Afterward, I wrapped her in the tarp and dragged her back to the house.
My girlfriend had already decided where she wanted the dog to be buried: on a rocky point at the edge of the bay. She hadn’t wanted to see its body, and so I rowed her out there on my own. A breeze had begun to blow across the lake and the boat thumped gently over the crests of the small waves. One of the dog’s paws had come loose from the tarp and its nails scraped across the aluminum bottom, in almost the exact same rhythm as they’d done against the floorboards in the morning. When I arrived, I removed the tarp and lay her down on the moss between two cedars. There was too little earth for a burial.

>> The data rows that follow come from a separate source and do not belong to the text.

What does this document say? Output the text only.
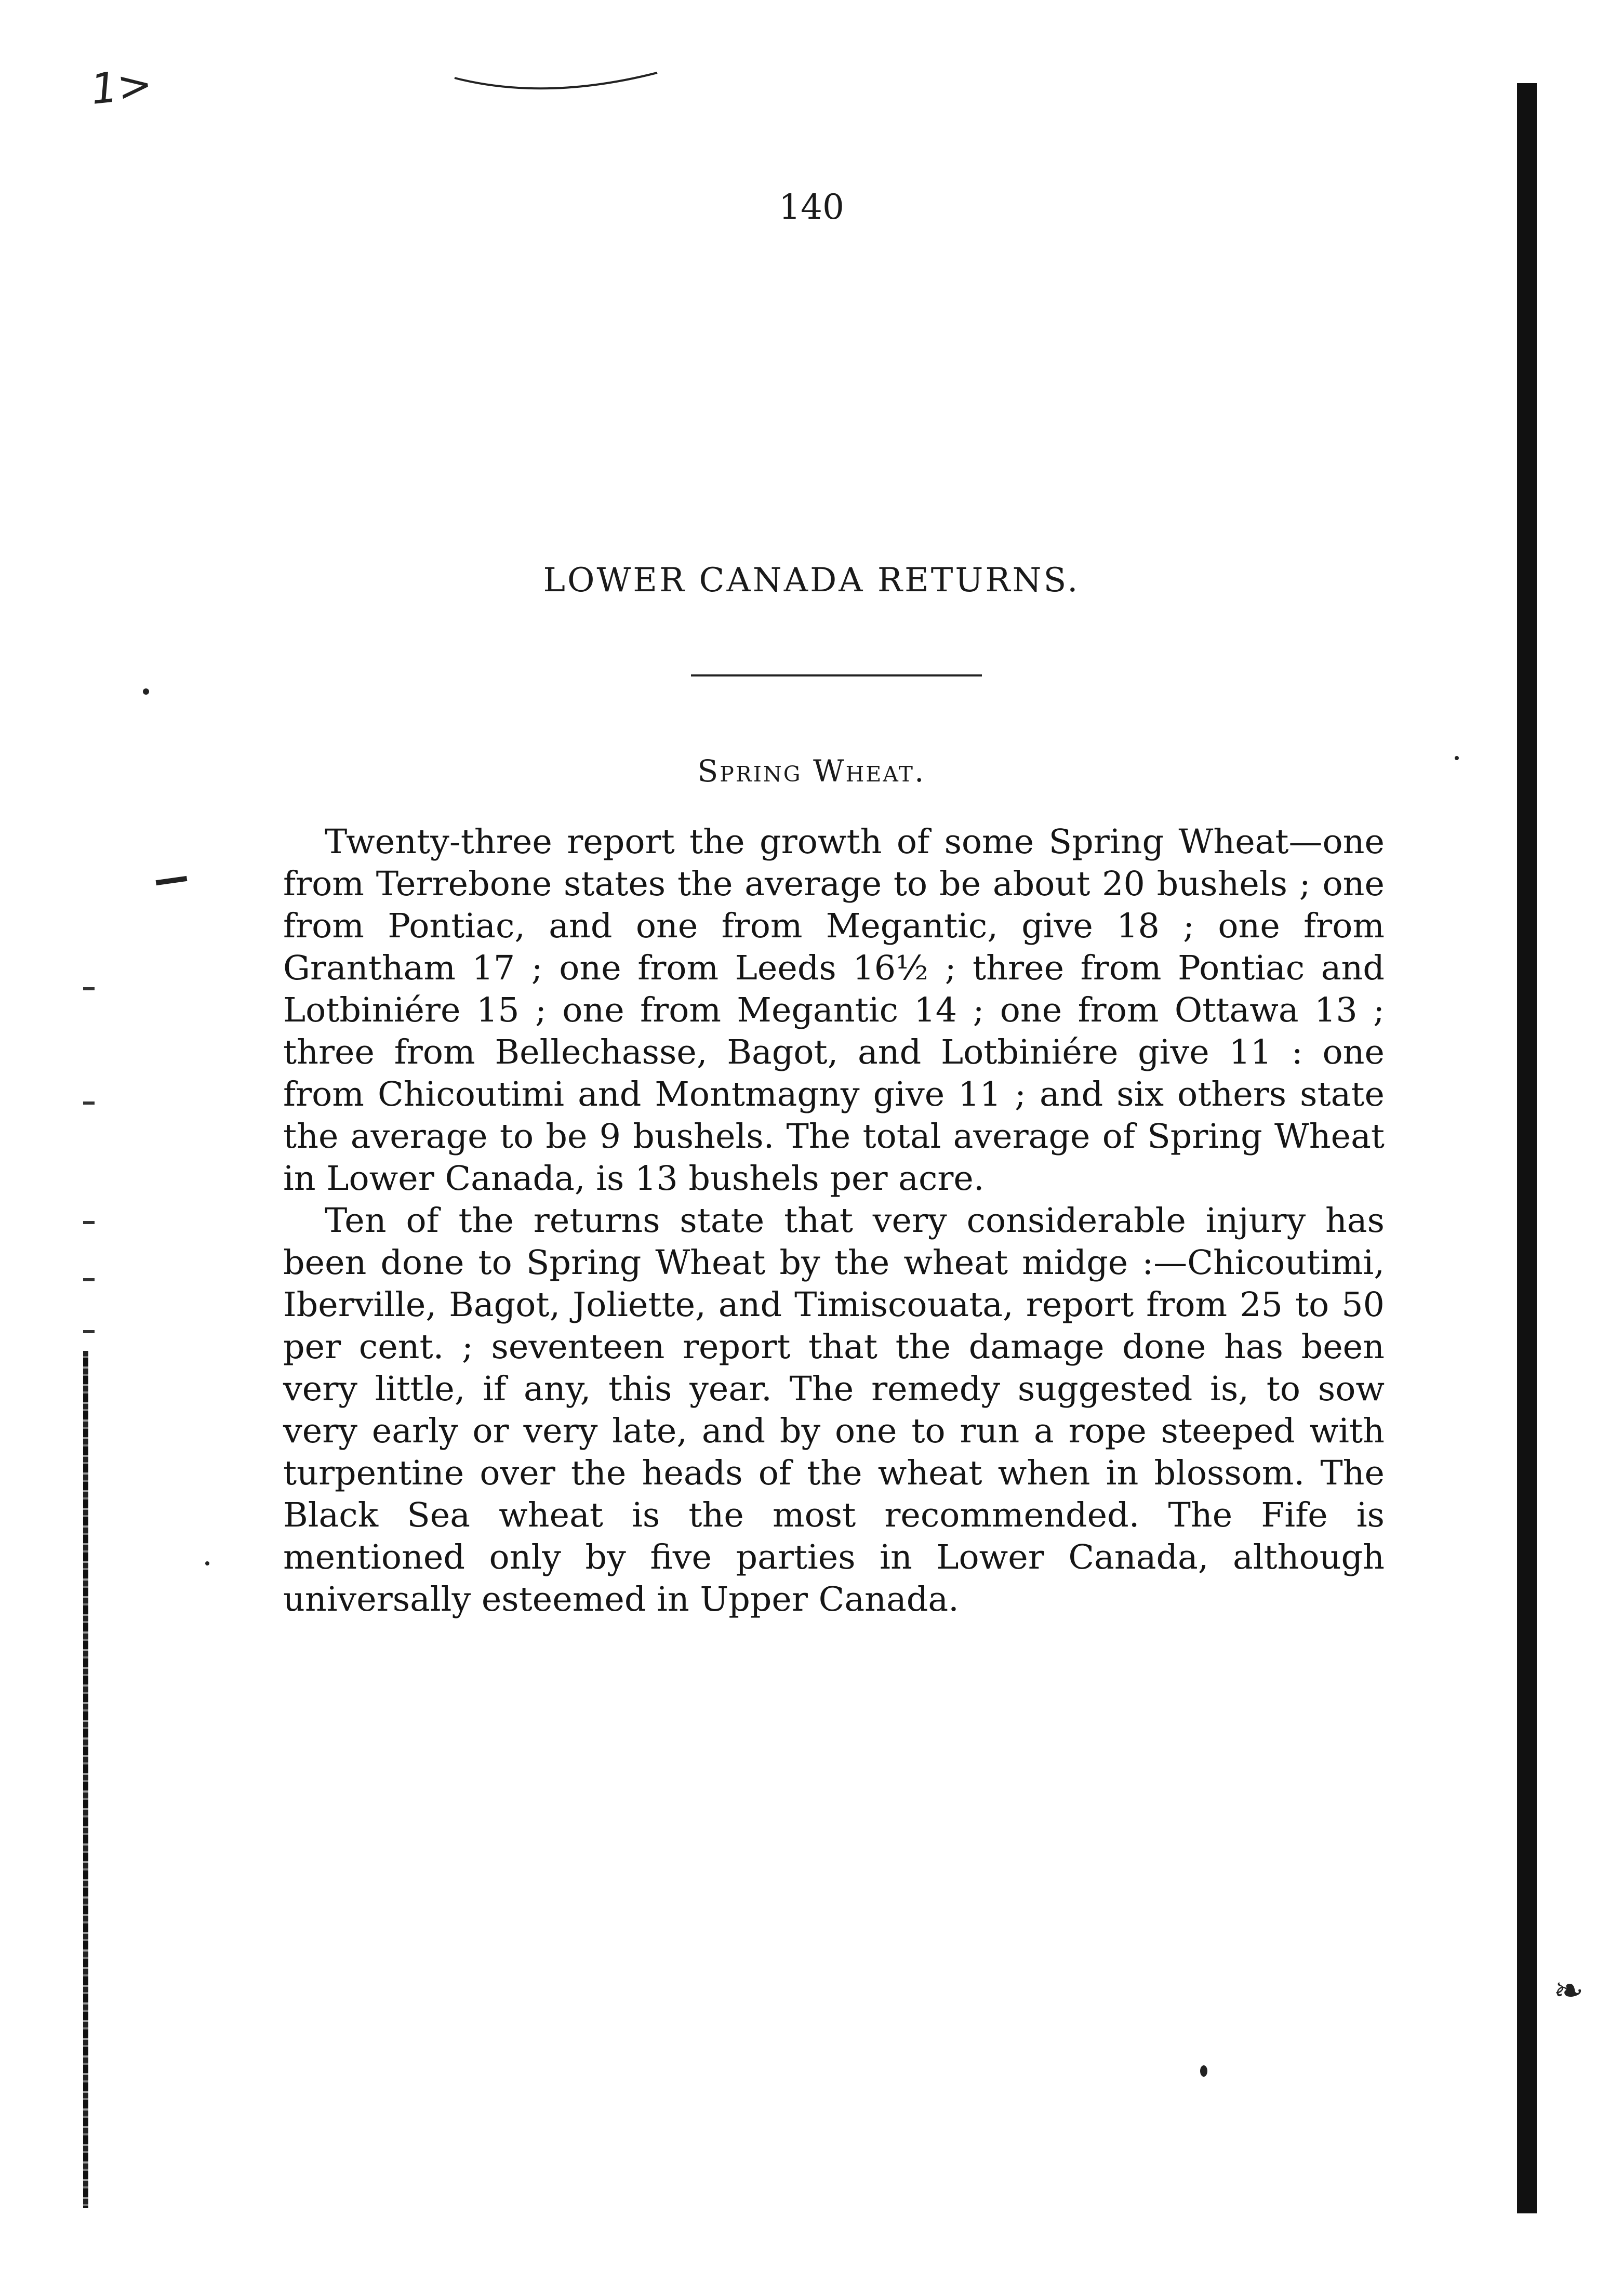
1>
❧
140
LOWER CANADA RETURNS.
Spring Wheat.

Twenty-three report the growth of some Spring Wheat—one from Terrebone states the average to be about 20 bushels ; one from Pontiac, and one from Megantic, give 18 ; one from Grantham 17 ; one from Leeds 16½ ; three from Pontiac and Lotbiniére 15 ; one from Megantic 14 ; one from Ottawa 13 ; three from Bellechasse, Bagot, and Lotbiniére give 11 : one from Chicoutimi and Montmagny give 11 ; and six others state the average to be 9 bushels. The total average of Spring Wheat in Lower Canada, is 13 bushels per acre.

Ten of the returns state that very considerable injury has been done to Spring Wheat by the wheat midge :—Chicoutimi, Iberville, Bagot, Joliette, and Timiscouata, report from 25 to 50 per cent. ; seventeen report that the damage done has been very little, if any, this year. The remedy suggested is, to sow very early or very late, and by one to run a rope steeped with turpentine over the heads of the wheat when in blossom. The Black Sea wheat is the most recommended. The Fife is mentioned only by five parties in Lower Canada, although universally esteemed in Upper Canada.
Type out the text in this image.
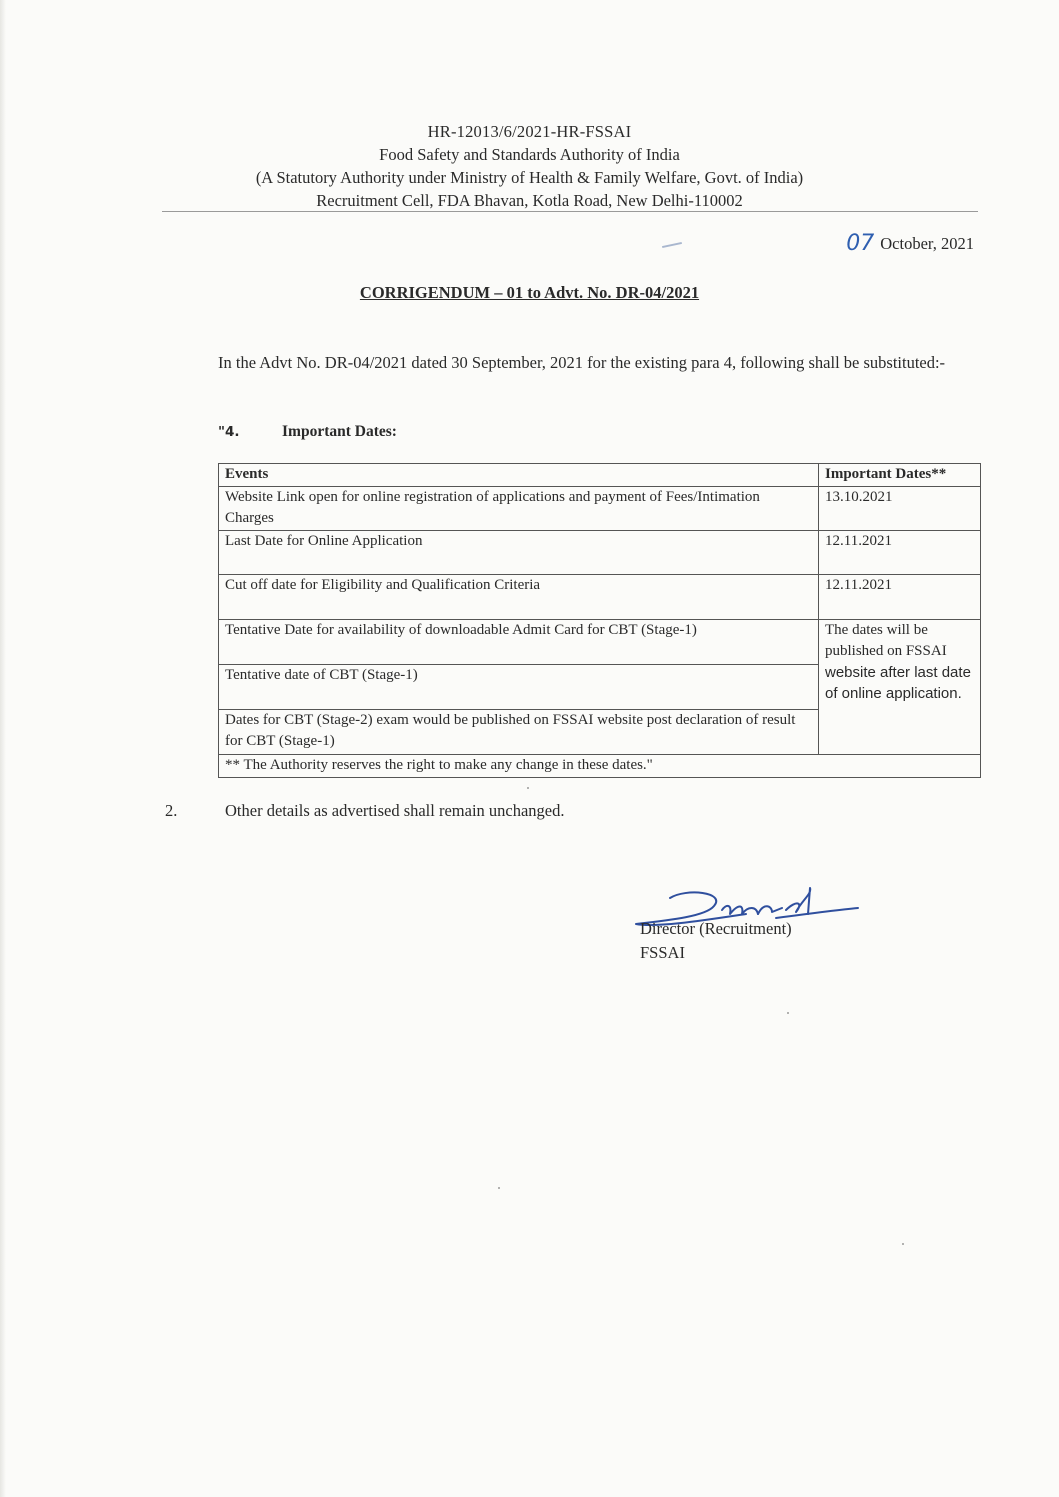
HR-12013/6/2021-HR-FSSAI
Food Safety and Standards Authority of India
(A Statutory Authority under Ministry of Health & Family Welfare, Govt. of India)
Recruitment Cell, FDA Bhavan, Kotla Road, New Delhi-110002
07 October, 2021
CORRIGENDUM – 01 to Advt. No. DR-04/2021
In the Advt No. DR-04/2021 dated 30 September, 2021 for the existing para 4, following shall be substituted:-
"4.	Important Dates:
Events	Important Dates**
Website Link open for online registration of applications and payment of Fees/Intimation Charges	13.10.2021
Last Date for Online Application	12.11.2021
Cut off date for Eligibility and Qualification Criteria	12.11.2021
Tentative Date for availability of downloadable Admit Card for CBT (Stage-1)	The dates will be published on FSSAI
website after last date of online application.

Tentative date of CBT (Stage-1)	
Dates for CBT (Stage-2) exam would be published on FSSAI website post declaration of result for CBT (Stage-1)	
** The Authority reserves the right to make any change in these dates."	
2.	Other details as advertised shall remain unchanged.
Director (Recruitment)
FSSAI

I would return there only once. I had not been up here for some time—an amount I could not then bring myself to properly measure or calculate, to unpick from the blurry gray knot it had all become. At first there was no sign of her at all, but eventually, I dug my hands into the moss and found a few small bones. The eagles and vultures and foxes had left nothing else.
I rowed out there on my own that time too. I’d had to borrow a boat from the outfitter, and as I returned past the dock, I could see the winter ice had warped some of its boards. I’d promised myself I wouldn’t stop off at the house, but in the end I couldn’t help myself. I’d noticed one thing before I reached the door, and that was enough for me. Even though it was getting toward evening, there were no mosquitoes on the window screen. There was no longer anything inside to draw them to it.
And that was because of another decision. And how did you learn to live with a decision like that? What was it that you had to do? And what here was there where you could do it?